E’ difficile racchiudere la scelta solo in pochi prodotti ed aree di produzione, visto che molte regioni italiane esprimono prodotti di alta qualità.Comunque mi succede più spesso di bere vini siciliani e toscani.
E francesi o di altri paesi?
Specialmente quando sono al Vinexpo di Bordeaux, degusto vini francesi della zona ed alcuni interessanti prodotti spagnoli.
Qual è il suo hobby preferito?
Mi piace molto sciare sulla neve, ma purtroppo a causa degli impegni riesco a farlo non più di una decina di giorni l’anno.
Quali libri ha sul comodino?
Sono un appassionato di storia e da poco ho terminato la lettura di un libro riguardante la vita di Cicerone e di un altro ambientato a Otranto (la famosa cittadina in provincia di Lecce dove è avvenuto il massacro degli 800 martiri alla fine del XV secolo). Sul comodino ho anche le bozze finali del libro che uscirà alla fine dell’anno e che racconterà in particolare la vita di mio padre e di mio nonno.
E quale musica in cuffia?
Non mi capita spesso di sentire musica e non ho un genere preferito sugli altri.
Le piace viaggiare? Dove?
Mi piace molto viaggiare e lo faccio spesso , purtroppo però più per motivi di lavoro (come diversi altri imprenditori del settore conosco molto bene vari aeroporti, alberghi e ristoranti in tutto il mondo) che per svago.In ogni caso cerco, quando possibile, di visitare le città e i luoghi dove vado. Mi affascina il particolar modo il Sud America, che però conosco molto poco.

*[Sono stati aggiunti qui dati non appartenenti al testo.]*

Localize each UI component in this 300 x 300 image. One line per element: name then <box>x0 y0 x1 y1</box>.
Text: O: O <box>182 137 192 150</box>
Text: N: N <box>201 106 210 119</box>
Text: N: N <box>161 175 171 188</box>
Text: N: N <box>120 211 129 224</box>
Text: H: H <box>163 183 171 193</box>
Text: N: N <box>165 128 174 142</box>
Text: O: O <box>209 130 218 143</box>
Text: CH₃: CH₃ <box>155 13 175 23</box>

Qual è il suo sogno nel cassetto? Cosa vorrebbe fare in azienda che ancora non è riuscito a realizzare?
Vorrei dare maggiore dignità e diffusione ai vini del Salento, che certamente sono più conosciuti ed apprezzati ora rispetto al passato, ma a mio avviso occorre ancora percorrere molta strada perché raggiungano la loro giusta posizione.Il principale obiettivo , però, rientra nel campo del vino Rosato, che imbottigliamo dal 1943 con il Five Roses.E’ una tipologia nella quale crediamo in modo particolare essendo tipica del nostro territorio ed elemento caratterizzante della produzione salentina.Anche sul Rosato si è fatto molto , ma moltissimo c’è ancora da fare per quanto riguarda l’immagine, nel mondo, dello stesso. Mi auguro che la stampa del nostro libro Cinque Rose di Negroamaro (in lingua italiana ed in inglese nel 2007; seguiranno edizioni in altre lingue il prossimo anno) che racconta la storia del Five Roses (in distribuzione nelle migliori enoteche e ristoranti sia in Italia che all’estero e visibile sul nostro sito www.leonedecastris.com) possa offrire il proprio contributo.